I'm a math undergrad taking linear algebra. There was a recent court case in the news that denied some video evidence because the footage was zoomed in (the data was interpolated, it "created new pixels"). This got me thinking, how would I linearly interpolate a matrix?

I looked into it and could only find algorithms that used nested for loops, nothing that involved much linear algebra. This surprised me because I thought operations like matrix multiplication were more efficient.

Eventually I figured out how a much simpler (and more satisfying!) way to interpolate a matrix (nearest neighbor and linearly–so far) with linear algebra.

(Basically, if you have a mxn matrix A, then you construct two very simple matrices: a (2m-1)xm matrix L and a nx(2n-1) matrix R, and multiply them L * A * R to get a (2m-1)x(2n-1) matrix with interpolated rows and columns. Designing L and R is fun and easy.)

So why don't programmers use matrix multiplication to interpolate matrices? In theory, shouldn't graphics cards make this a blazing fast calculation when compared to nested for loops?

Or maybe programmers do this already, but because it's so obvious, there's just not much information published on it?

Thanks :D

Edit: It seems my loose phrasing of using nested loops rather than matrix multiplication caused a lot of confusion from. I didn't mean to imply that GPUs didn't loop. I just meant that part would be abstracted away behind some library or perhaps the GPU itself. Good software composes its functions like that. Also, programming this directly through nested loops forfeits optimizations from matrix math algorithms or the GPU.

Whether or not an algorithm for matrix products uses a nested for loop is actually irrelevant. Maybe the algorithm uses a recursive function. Maybe it uses some efficient but counter-intuitive hack, like DOOM's function for inverse squares. It doesn't really matter, and it's silly that this small ambiguity derailed the majority of the discussion.

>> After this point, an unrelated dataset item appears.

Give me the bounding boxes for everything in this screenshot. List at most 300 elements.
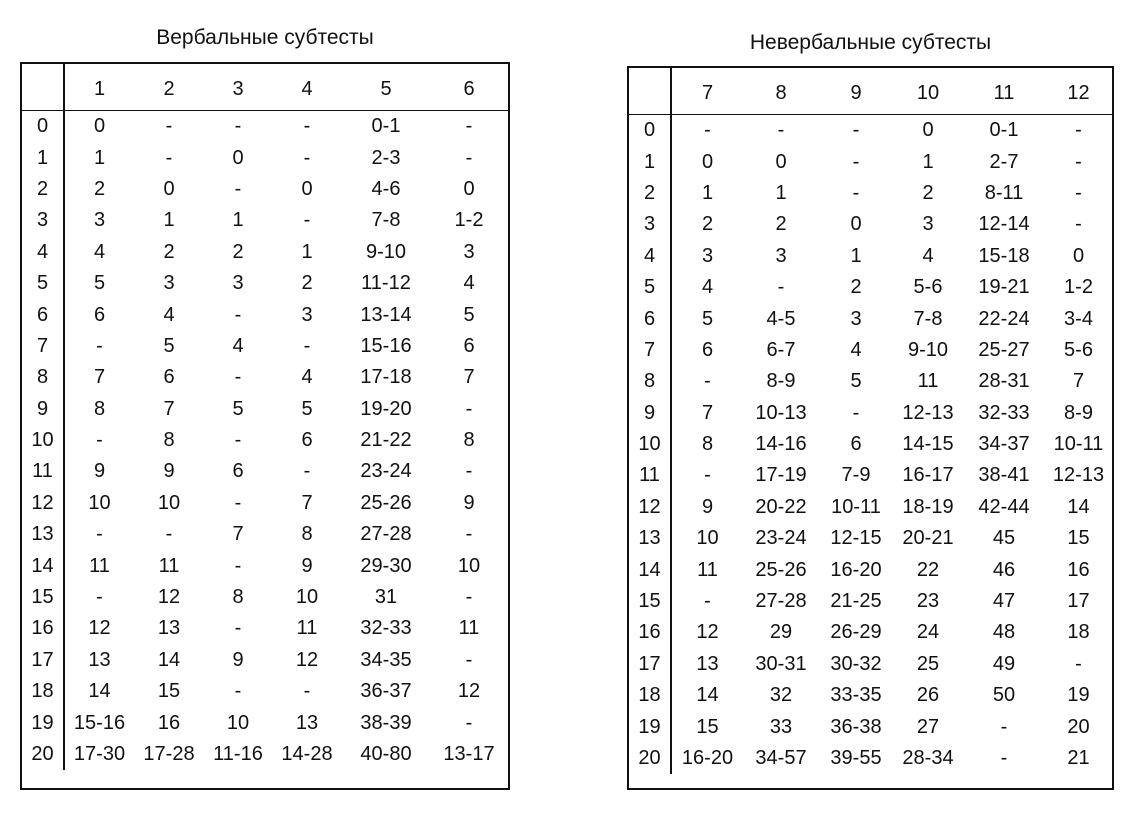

It turns out that my understanding was mostly (completely?) right. GPUs are better for matrix math, but only for very large matrices.

And my question was thoroughly answered. FFT is much faster than O(n^3). I highly recommend that you read the answer and its comments by @datenwolf


Solution

  • I figured out how a much simpler…

    Well, you just described convolution in terms of matrix-matrix multiplication. Yes this works. But it's expensive and numerically unstable because it accumulates a lot of floating point rounding errors.

    So why don't programmers use matrix multiplication to interpolate matrices?

    Because it's inefficient. Matrix multiplication has complexity 𝓞(N³).

    A far more efficient, and at the same time also "perfect" (in the sense of signal processing) method is to perform a forward Fast Fourier Transform, complexity 𝓞(N·log(N)), zero pad the spectrum to the desired output resolution, and perform the inverse FFT on that, again complexity 𝓞(N·log(N)), so the total complexity is 𝓞(2(N·log(N))). Constant factors are omitted in Big-𝓞 notation, so the complexity is 𝓞(N·log(N)).

    The underlying math of this is the Convolution theorem.

    This is far, far, FAR better than the 𝓞(N³) of matrix multiplication. So that's your reason why we don't use matrix multiplication right there.

    If you do a simple zero-pad you're doing interpolation with a sin(x)/x kernel. But by multiplying the spectrum with the spectrum of a different interpolation kernel you can implement any kind of interpolation you desire this way.

    houldn't graphics cards make this a blazing fast calculation when compared to nested for loops?

    GPUs have linear interpolators built in, as part of their texture sampler units hardware, which will outperform any software implementation.